Local hospitals often recommend patients to a bigger hospital in the capital due to their lack of medical experts. In fact, many public hospitals cannot find doctors even when they offer high salary of 300 million won to 400 million won a year.

The provincial areas are short of doctors, as they are mostly concentrated in the capital region. The number of doctors in Seoul is 3.47 per 1,000 people, whereas the ratio is 1.38 in North Gyeongsang and 1.54 in South Chungcheong. The average is less than two in 11 cities and provinces outside the capital region. Capital concentration has been deepening despite the relative strength of people’s income and price levels in provincial areas.

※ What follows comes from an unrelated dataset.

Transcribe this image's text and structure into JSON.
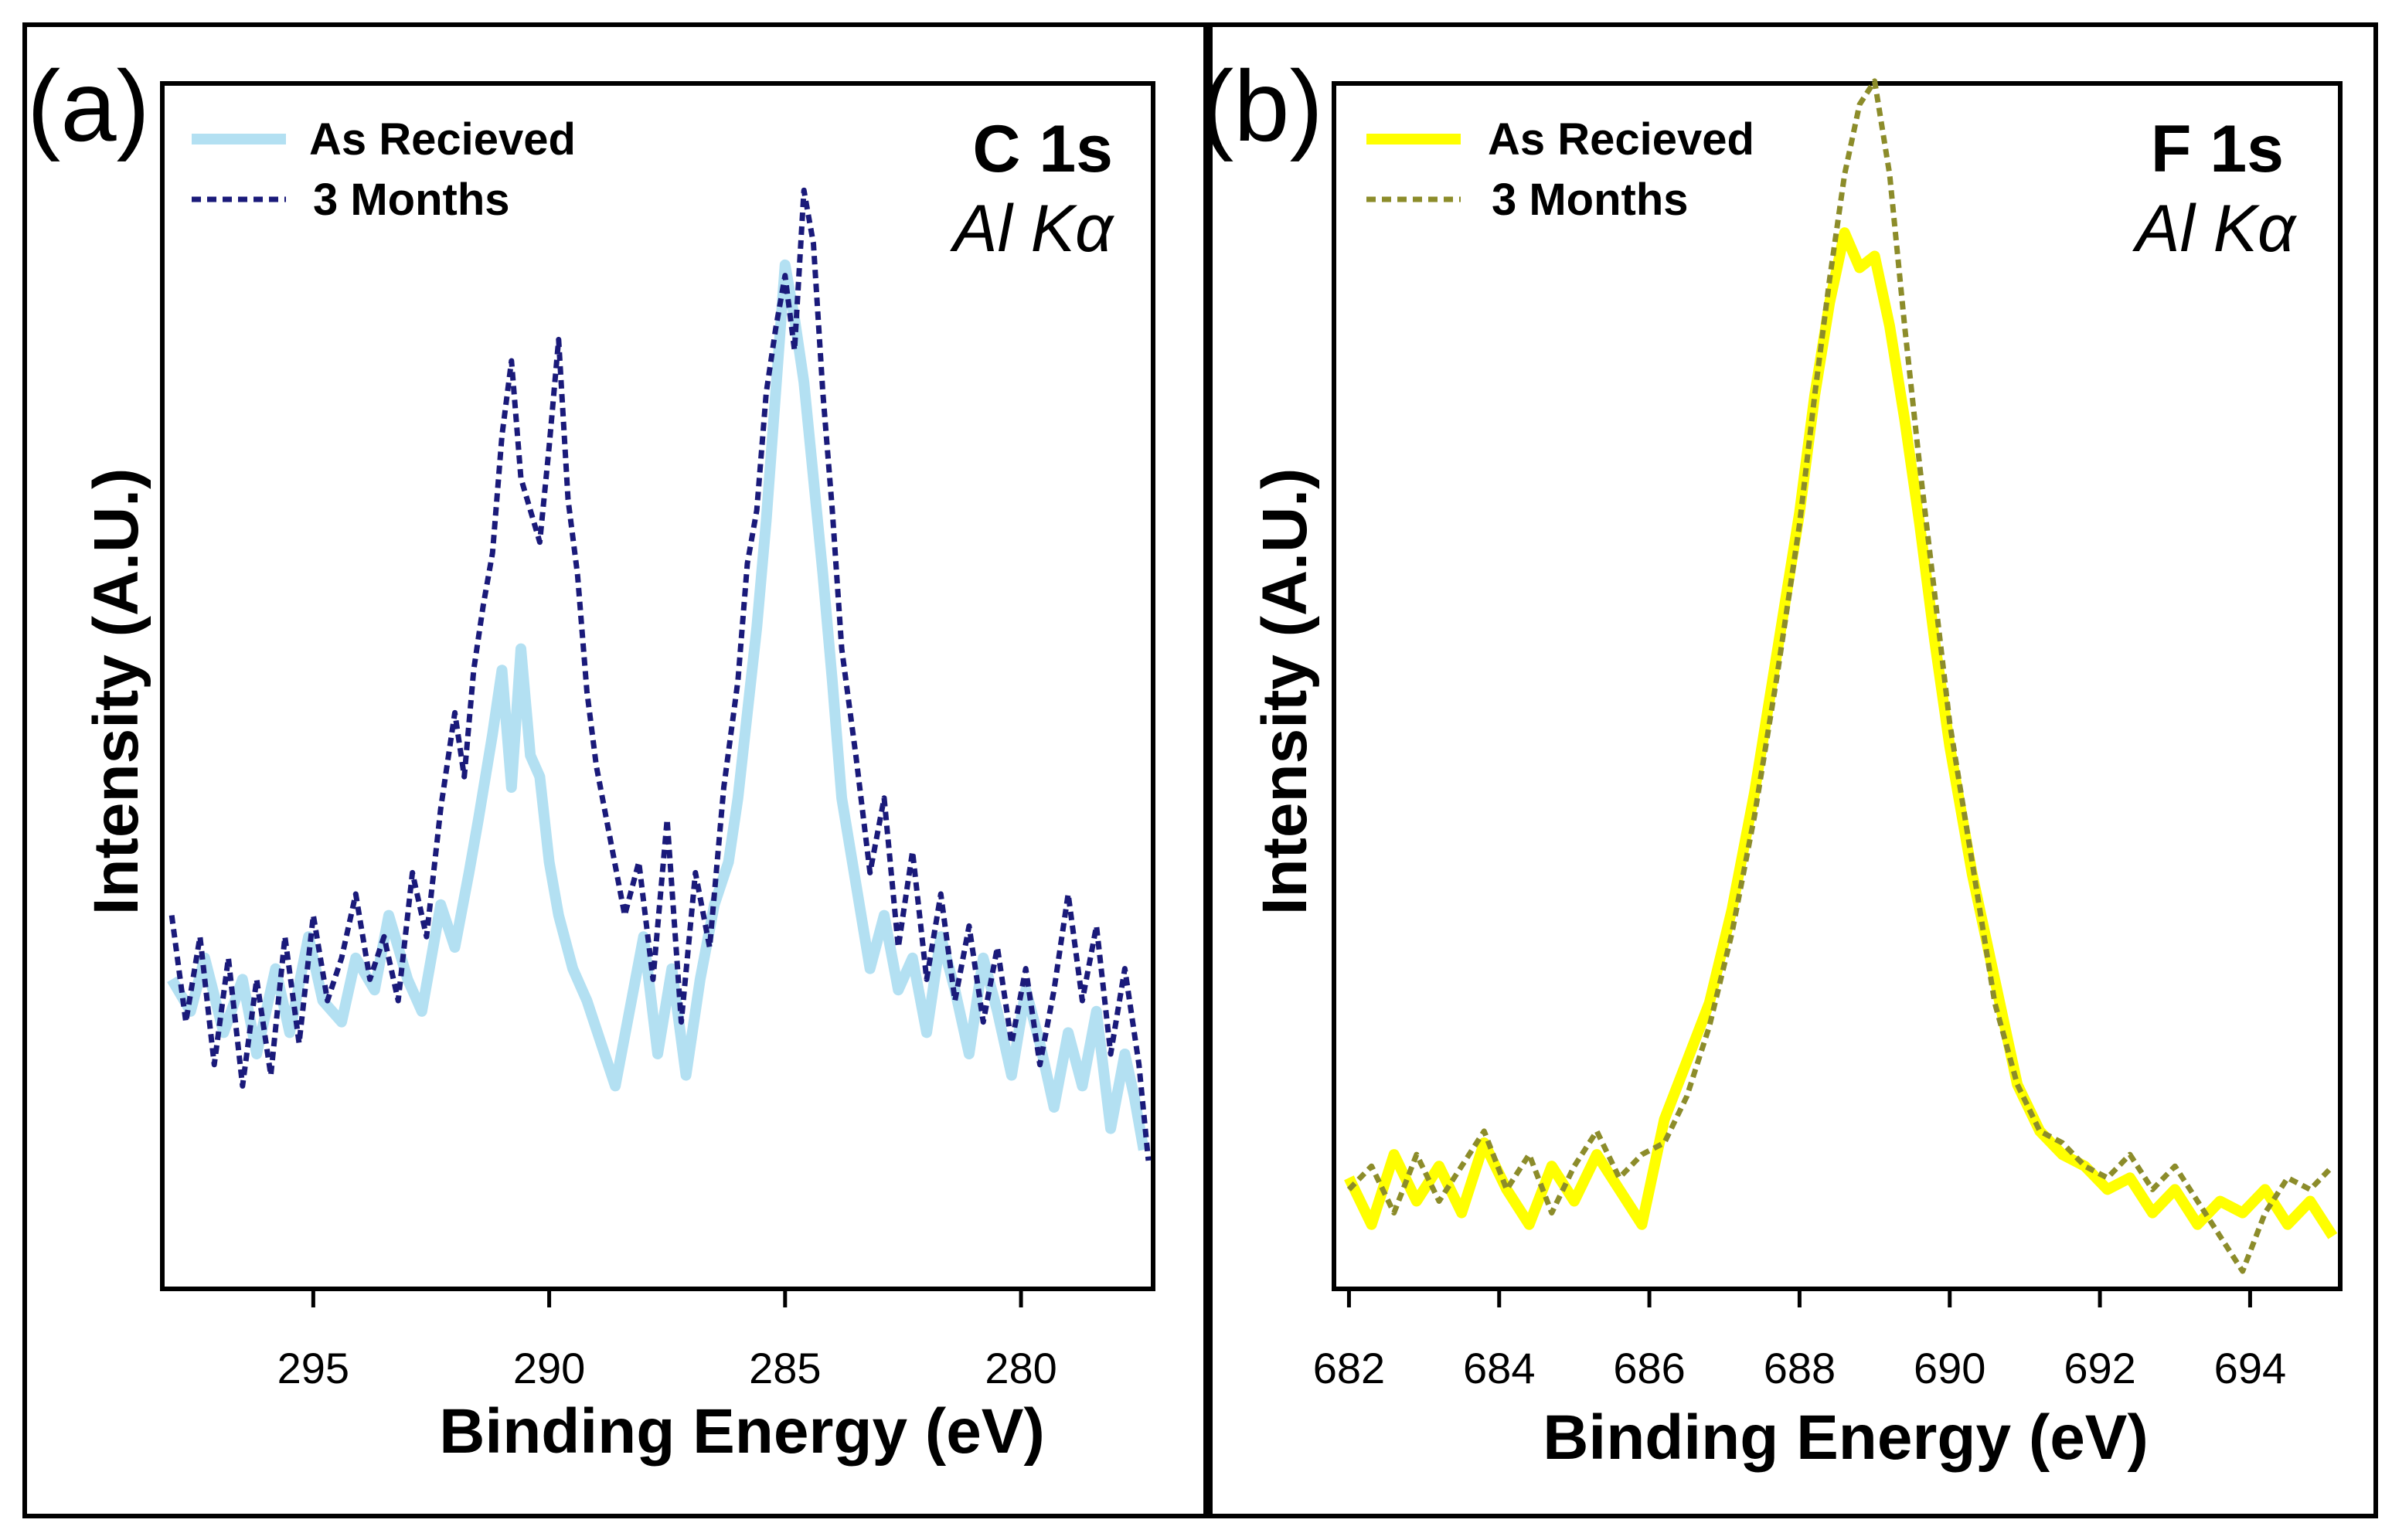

Nine universities in the capital — including Seoul National University, Yonsei University and Korea University — plan to set up their 11 branch hospitals in the capital region other than Seoul. Their combined beds would reach 6,600, sharply more than the average 200 to 300 for 35 public medical centers in provincial areas. The new hospitals to open in the capital region will demand about 3,000 doctors and 8,000 nurses, which will certainly narrow the pool of doctors for provincial hospitals.

A balanced policy is necessary for medical care in particular. If general hospitals are concentrated around the capital, it will help lower market efficiency. A balanced medical service is necessary to even out medical manpower and infrastructure across the country.